Provide secrets through the platform

Application code reads environment variables:

key := os.Getenv("SECURE_COOKIE_KEY")

Production deployments should provide those variables through the hosting platform or secret store. Development files such as secrets/development.env are examples, not production configuration.

Unpack assets when needed

Most deployments can serve assets from the Go binary. If a platform needs static files beside the app, use the asset registry:

if err := appinit.App().Assets.Unpack(
    "public",
    lazyassets.WithUnpackMode(lazyassets.UnpackPermanent),
); err != nil {
    log.Fatal(err)
}

UnpackBoth writes logical and permanent paths. UnpackLogical writes only logical paths. UnpackPermanent writes only content-hashed permanent paths.

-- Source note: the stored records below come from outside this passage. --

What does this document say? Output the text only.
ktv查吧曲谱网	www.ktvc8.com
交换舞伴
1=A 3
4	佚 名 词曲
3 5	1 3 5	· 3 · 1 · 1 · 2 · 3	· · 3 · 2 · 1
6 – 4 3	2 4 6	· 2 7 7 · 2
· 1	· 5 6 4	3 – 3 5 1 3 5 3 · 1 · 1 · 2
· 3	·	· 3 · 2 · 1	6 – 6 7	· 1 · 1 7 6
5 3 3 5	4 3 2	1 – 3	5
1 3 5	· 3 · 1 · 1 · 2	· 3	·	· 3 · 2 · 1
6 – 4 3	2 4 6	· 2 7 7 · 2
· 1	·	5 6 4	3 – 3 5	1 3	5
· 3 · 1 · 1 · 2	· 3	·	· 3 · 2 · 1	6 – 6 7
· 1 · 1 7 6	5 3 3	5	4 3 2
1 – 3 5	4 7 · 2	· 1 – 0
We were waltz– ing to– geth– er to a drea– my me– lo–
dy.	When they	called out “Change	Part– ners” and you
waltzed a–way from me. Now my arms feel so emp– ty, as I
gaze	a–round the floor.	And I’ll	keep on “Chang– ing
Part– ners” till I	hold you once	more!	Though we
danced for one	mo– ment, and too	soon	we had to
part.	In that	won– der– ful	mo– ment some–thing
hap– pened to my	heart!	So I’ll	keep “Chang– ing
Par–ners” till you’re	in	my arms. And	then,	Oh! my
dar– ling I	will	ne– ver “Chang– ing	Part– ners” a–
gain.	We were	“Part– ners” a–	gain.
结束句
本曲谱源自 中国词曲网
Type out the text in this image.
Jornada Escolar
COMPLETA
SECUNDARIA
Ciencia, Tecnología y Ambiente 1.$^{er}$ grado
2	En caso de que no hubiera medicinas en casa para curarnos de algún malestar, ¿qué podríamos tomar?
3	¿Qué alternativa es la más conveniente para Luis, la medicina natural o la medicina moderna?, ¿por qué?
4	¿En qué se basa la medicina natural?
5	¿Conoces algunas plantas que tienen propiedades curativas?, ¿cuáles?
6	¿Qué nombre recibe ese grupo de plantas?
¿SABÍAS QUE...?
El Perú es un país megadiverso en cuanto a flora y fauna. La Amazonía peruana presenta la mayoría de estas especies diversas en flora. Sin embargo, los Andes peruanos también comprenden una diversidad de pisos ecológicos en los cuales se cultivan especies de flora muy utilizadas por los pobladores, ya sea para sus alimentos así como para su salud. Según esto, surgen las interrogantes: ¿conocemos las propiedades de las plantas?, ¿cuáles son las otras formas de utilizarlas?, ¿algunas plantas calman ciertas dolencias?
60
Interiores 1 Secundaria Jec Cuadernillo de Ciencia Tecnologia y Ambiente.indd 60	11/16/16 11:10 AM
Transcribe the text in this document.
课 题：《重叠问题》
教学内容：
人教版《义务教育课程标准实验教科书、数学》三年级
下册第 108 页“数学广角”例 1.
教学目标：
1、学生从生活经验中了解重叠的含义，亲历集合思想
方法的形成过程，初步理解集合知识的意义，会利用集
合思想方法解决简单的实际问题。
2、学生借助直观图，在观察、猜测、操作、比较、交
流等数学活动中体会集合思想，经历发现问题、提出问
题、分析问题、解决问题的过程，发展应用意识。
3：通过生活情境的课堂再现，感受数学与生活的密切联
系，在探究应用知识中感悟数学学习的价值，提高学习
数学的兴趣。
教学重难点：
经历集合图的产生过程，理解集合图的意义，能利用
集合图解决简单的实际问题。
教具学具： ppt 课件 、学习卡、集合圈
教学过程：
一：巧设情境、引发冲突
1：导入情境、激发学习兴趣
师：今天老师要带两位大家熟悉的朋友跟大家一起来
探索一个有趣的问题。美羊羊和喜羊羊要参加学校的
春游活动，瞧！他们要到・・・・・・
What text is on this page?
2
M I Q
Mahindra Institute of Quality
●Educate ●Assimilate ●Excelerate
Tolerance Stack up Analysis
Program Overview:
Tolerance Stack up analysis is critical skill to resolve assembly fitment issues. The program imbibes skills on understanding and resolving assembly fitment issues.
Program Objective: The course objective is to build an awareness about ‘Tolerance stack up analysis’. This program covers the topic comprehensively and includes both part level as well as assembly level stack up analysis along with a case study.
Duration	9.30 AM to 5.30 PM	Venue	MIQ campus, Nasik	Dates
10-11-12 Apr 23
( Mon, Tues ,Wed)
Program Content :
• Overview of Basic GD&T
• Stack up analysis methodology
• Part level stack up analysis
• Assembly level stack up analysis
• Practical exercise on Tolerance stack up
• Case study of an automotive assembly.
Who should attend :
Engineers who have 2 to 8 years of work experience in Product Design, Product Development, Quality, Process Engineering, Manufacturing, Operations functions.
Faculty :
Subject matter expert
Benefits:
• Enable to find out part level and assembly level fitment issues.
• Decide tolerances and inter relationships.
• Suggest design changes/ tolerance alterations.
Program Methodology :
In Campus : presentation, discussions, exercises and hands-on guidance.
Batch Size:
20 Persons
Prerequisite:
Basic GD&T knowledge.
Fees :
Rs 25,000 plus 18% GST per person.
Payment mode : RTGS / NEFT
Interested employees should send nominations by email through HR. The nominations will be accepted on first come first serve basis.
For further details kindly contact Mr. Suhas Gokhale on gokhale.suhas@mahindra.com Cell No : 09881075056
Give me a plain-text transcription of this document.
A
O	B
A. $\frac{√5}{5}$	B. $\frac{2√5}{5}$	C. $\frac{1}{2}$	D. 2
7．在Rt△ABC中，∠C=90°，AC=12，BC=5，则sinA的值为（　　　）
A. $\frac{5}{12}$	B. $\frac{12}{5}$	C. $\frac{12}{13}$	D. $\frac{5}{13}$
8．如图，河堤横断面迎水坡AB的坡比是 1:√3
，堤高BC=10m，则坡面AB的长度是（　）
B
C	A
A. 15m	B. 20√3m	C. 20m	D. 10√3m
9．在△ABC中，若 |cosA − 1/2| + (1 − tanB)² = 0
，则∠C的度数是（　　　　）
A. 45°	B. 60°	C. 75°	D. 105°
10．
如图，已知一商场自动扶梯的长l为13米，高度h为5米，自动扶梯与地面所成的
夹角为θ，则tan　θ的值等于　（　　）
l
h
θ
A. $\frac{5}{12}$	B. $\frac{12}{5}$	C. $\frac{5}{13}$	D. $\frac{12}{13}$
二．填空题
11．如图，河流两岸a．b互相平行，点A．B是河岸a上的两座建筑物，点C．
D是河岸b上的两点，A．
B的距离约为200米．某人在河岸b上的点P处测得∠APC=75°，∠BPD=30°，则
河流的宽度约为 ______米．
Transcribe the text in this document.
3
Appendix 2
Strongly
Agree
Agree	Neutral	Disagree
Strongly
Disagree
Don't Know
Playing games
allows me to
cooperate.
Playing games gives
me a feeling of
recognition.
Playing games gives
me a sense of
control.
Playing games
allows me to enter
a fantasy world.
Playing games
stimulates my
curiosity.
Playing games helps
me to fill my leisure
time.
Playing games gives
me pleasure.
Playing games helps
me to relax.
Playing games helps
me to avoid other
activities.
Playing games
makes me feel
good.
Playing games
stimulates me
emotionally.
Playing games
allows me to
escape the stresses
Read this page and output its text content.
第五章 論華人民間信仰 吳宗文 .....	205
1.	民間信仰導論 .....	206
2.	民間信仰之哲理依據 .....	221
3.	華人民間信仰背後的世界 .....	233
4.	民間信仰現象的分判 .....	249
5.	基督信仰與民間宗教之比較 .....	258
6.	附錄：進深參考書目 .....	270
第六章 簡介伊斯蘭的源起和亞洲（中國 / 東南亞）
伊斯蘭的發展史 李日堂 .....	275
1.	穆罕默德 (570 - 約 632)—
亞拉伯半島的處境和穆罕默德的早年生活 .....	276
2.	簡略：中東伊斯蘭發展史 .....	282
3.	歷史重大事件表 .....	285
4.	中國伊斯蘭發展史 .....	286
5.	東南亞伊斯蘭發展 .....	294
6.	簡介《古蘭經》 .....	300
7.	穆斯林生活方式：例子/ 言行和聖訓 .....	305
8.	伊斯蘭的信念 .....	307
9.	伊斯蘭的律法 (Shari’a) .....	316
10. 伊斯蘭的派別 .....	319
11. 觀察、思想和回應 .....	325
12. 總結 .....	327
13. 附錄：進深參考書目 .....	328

Upload assets to object storage

For deployments that serve assets from object storage or a filer-backed ingress, upload the registered assets from the built app:

storage := s3.New(
    s3.WithEndpoint(os.Getenv("ASSETS_S3_ENDPOINT")),
    s3.WithBucket(os.Getenv("ASSETS_S3_BUCKET")),
    s3.WithCredentials(
        os.Getenv("ASSETS_S3_ACCESS_KEY_ID"),
        os.Getenv("ASSETS_S3_SECRET_ACCESS_KEY"),
    ),
    s3.WithPublicBaseURL(os.Getenv("ASSETS_PUBLIC_URL")),
)

if err := appinit.App().Assets.Upload(
    context.Background(),
    storage,
    lazyassets.WithUploadMode(lazyassets.UnpackPermanent),
); err != nil {
    log.Fatal(err)
}

Run this from the built binary or container image before starting the HTTP server so the exported hashed files match the embedded application assets.

Apps that already use lazyapp.Config.Migrations can instead opt in to golazy.dev/lazyassets/assetmigrate and run the upload through LAZYAPP_MIGRATE=up or LAZYAPP_MIGRATE=auto. The asset migration uses the app build version, asset manifest hash, and upload options as its migration identity, stores lease and done markers under .migrations/, and uses conditional object-store writes so one replica uploads while the others observe or wait. Bucket creation remains an app or deployment task; the migration backend only uploads the registered assets.

Smoke test the deployment

After starting the deployed process, request the app and one public asset:

curl -i http://127.0.0.1:8080/
curl -i http://127.0.0.1:8080/styles.css
curl -i http://127.0.0.1:9090/livez
curl -i http://127.0.0.1:9090/readyz

Check that the app route returns HTML and the asset response includes cache headers and an ETag. If CONTROL_PLANE_ADDR is not set, production builds do not expose /livez or /readyz on the public app listener.

Build the sample container

The generated full app includes a Dockerfile for single-binary container deployments. Refresh generated assets first, then build and run the image:

lazy tailwind
lazy js
docker build -t sample-app .
docker run --rm -p 127.0.0.1:3000:3000 sample-app

The container listens on 0.0.0.0:3000 through ADDR. Provide production secrets such as SECURE_COOKIE_KEY through the container environment.

Keep platform concerns outside GoLazy

GoLazy leaves TLS termination, process supervision, log shipping, service discovery, and platform routing to the deployment environment. The application binary should stay a normal Go HTTP process.